In 1975, Carlos Mensa created a series of small-format works using a complex mixed technique, incorporating his use of collage/assembly into the pictorial material and taking advantage of an extraordinary wealth of glazes and transparencies. With the La Stravaganza series, he brought the symbolisation of his painting to the highest level of sophistication.
In April 1975 at the Sala Pelaires in Palma de Mallorca, Carlos Mensa presented a special exhibition: the first 50 small-format works of a series that he would continue to create over a period of three years, the largest of which was 27 x 25 cm, executed in a mixed material approach with an extraordinary wealth of glaze and transparencies.

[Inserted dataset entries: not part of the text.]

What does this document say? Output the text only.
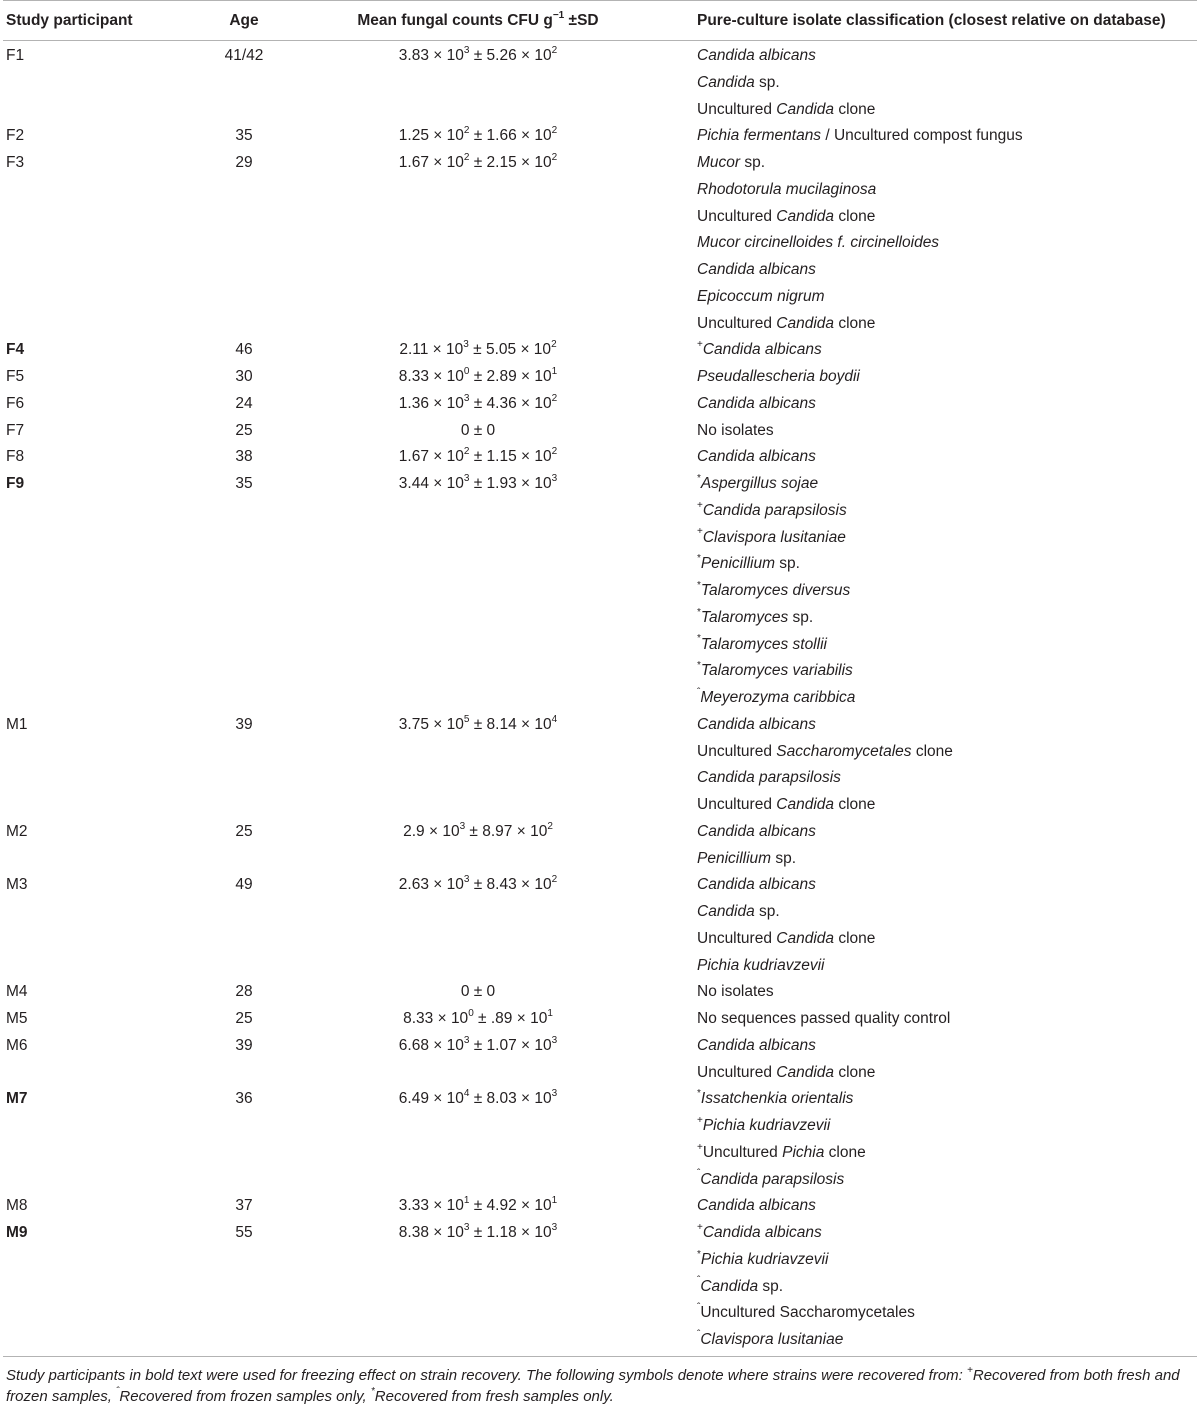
Study participant	Age	Mean fungal counts CFU $g^{-1} \pm SD$	Pure-culture isolate classification (closest relative on database)
F1	41/42	$3.83 \times 10^3 \pm 5.26 \times 10^2$	Candida albicans
Candida sp.
Uncultured Candida clone
F2	35	$1.25 \times 10^2 \pm 1.66 \times 10^2$	Pichia fermentans / Uncultured compost fungus
F3	29	$1.67 \times 10^2 \pm 2.15 \times 10^2$	Mucor sp.
Rhodotorula mucilaginosa
Uncultured Candida clone
Mucor circinelloides f. circinelloides
Candida albicans
Epicoccum nigrum
Uncultured Candida clone
F4	46	$2.11 \times 10^3 \pm 5.05 \times 10^2$	+Candida albicans
F5	30	$8.33 \times 10^0 \pm 2.89 \times 10^1$	Pseudallescheria boydii
F6	24	$1.36 \times 10^3 \pm 4.36 \times 10^2$	Candida albicans
F7	25	0 ± 0	No isolates
F8	38	$1.67 \times 10^2 \pm 1.15 \times 10^2$	Candida albicans
F9	35	$3.44 \times 10^3 \pm 1.93 \times 10^3$	*Aspergillus sojae
+Candida parapsilosis
+Clavispora lusitaniae
*Penicillium sp.
*Talaromyces diversus
*Talaromyces sp.
*Talaromyces stollii
*Talaromyces variabilis
$^ˆ$Meyerozyma caribbica
M1	39	$3.75 \times 10^5 \pm 8.14 \times 10^4$	Candida albicans
Uncultured Saccharomycetales clone
Candida parapsilosis
Uncultured Candida clone
M2	25	$2.9 \times 10^3 \pm 8.97 \times 10^2$	Candida albicans
Penicillium sp.
M3	49	$2.63 \times 10^3 \pm 8.43 \times 10^2$	Candida albicans
Candida sp.
Uncultured Candida clone
Pichia kudriavzevii
M4	28	0 ± 0	No isolates
M5	25	$8.33 \times 10^0 \pm .89 \times 10^1$	No sequences passed quality control
M6	39	$6.68 \times 10^3 \pm 1.07 \times 10^3$	Candida albicans
Uncultured Candida clone
M7	36	$6.49 \times 10^4 \pm 8.03 \times 10^3$	*Issatchenkia orientalis
+Pichia kudriavzevii
+Uncultured Pichia clone
$^ˆ$Candida parapsilosis
M8	37	$3.33 \times 10^1 \pm 4.92 \times 10^1$	Candida albicans
M9	55	$8.38 \times 10^3 \pm 1.18 \times 10^3$	+Candida albicans
*Pichia kudriavzevii
$^ˆ$Candida sp.
$^ˆ$Uncultured Saccharomycetales
$^ˆ$Clavispora lusitaniae
Study participants in bold text were used for freezing effect on strain recovery. The following symbols denote where strains were recovered from: +Recovered from both fresh and frozen samples, $^ˆ$Recovered from frozen samples only, *Recovered from fresh samples only.
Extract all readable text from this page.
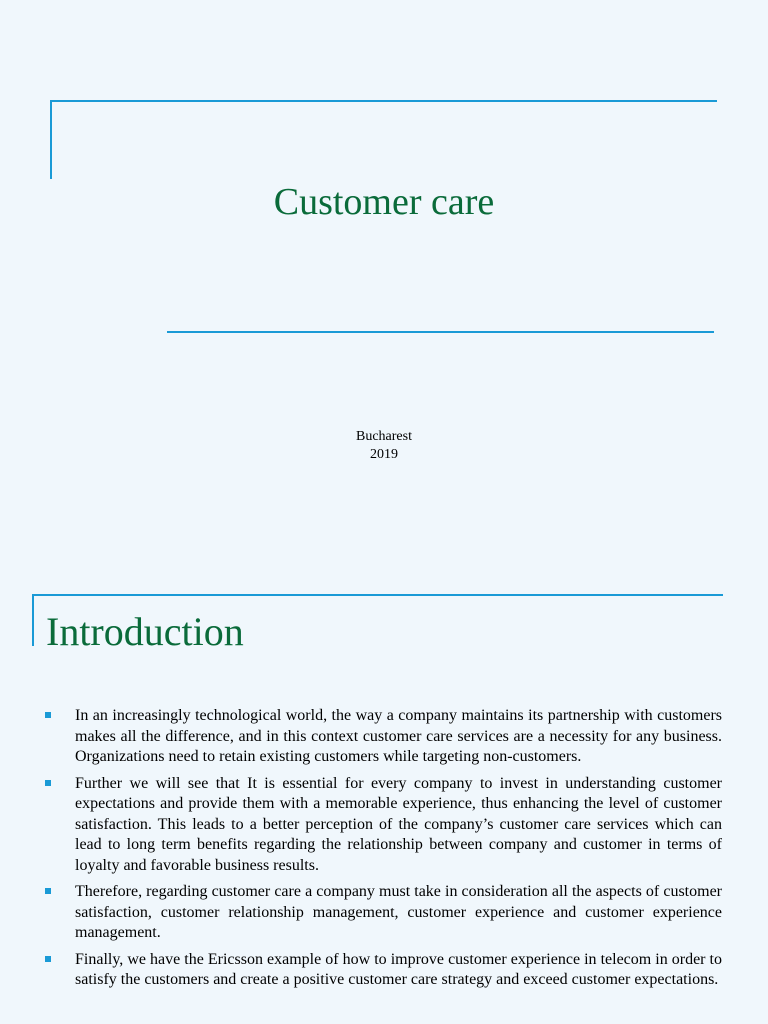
Customer care
Bucharest
2019
Introduction
In an increasingly technological world, the way a company maintains its partnership with customers makes all the difference, and in this context customer care services are a necessity for any business. Organizations need to retain existing customers while targeting non-customers.
Further we will see that It is essential for every company to invest in understanding customer expectations and provide them with a memorable experience, thus enhancing the level of customer satisfaction. This leads to a better perception of the company’s customer care services which can lead to long term benefits regarding the relationship between company and customer in terms of loyalty and favorable business results.
Therefore, regarding customer care a company must take in consideration all the aspects of customer satisfaction, customer relationship management, customer experience and customer experience management.
Finally, we have the Ericsson example of how to improve customer experience in telecom in order to satisfy the customers and create a positive customer care strategy and exceed customer expectations.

The materials employed relate these works to the collage of Une semaine de bonté (1933) by Max Ernst, due not only to the approach taken, but also to that particular 19th-century atmosphere in which curtains, erotic lewdness and mechanical ingenuity abound. With the La Stravaganza series, Mensa would raise the symbolic charge of his earlier and newer painting to its highest level of sophistication.
"Mechanical, orthopaedic, charged with gas like balloons, with broken-egg heads in and Calderón de la Barca recited in the empty space (…) Mensa’s paintings were a little larger than a multiplication table and were lined up like sacrilegious icons (…) Each admirer of his painting could enter the places prepared by him: alcoves, railway stations, clinics for blind dolls, hermitages where children of the Spanish Civil War were isolated and gagged and sacristies used for storing lightning rods".
(…) "Mensa could be Maupassant and Fantomas at the same time, a precise and realist narrator (…) A master of mystification, but also an instrument of precision (…) A riddle-maker (…) Unlike the surrealist painters of the Parisian School, his pictorial qualities transcended achievements, mechanisms, caprices and conjurer’s tricks".
(...) "A painter capable of entering the dreams of his contemporaries just like going to the cinema and watching a historical film: the tragedy of Mayerling (…) His impressions are the survivors of public and private daily shipwrecks, from the first chapter of history to the one that started tomorrow".
(…) "The assumptions in a painting such as his are infinite and would lead us into attics where magical instruments are kept to confuse us even more".
(…) "His atrocities, his parodies, his sarcasms and his rebellions can be cruel, sacrilegious, comical and symbolic (…) The first step in the creation of a painting is choosing the subject. I choose five or six subjects from a volume of five hundred pages. My choice is due in part to that margin of chance that always exists in the creation of a work, but it is also tied to the symbols and figuration which from a true type of language is made (…) The only source has been French Illustration from 1890 until the beginning of the century".
(…) "Every time I succeed in getting my friend Carlos to talk about his paintings, I have the scruple of having pushed him into an impure act. An abuse, a violation! Pushed is perhaps too aggressive of a term for an external immobility such as his (…) I know no silence more prolific that his’".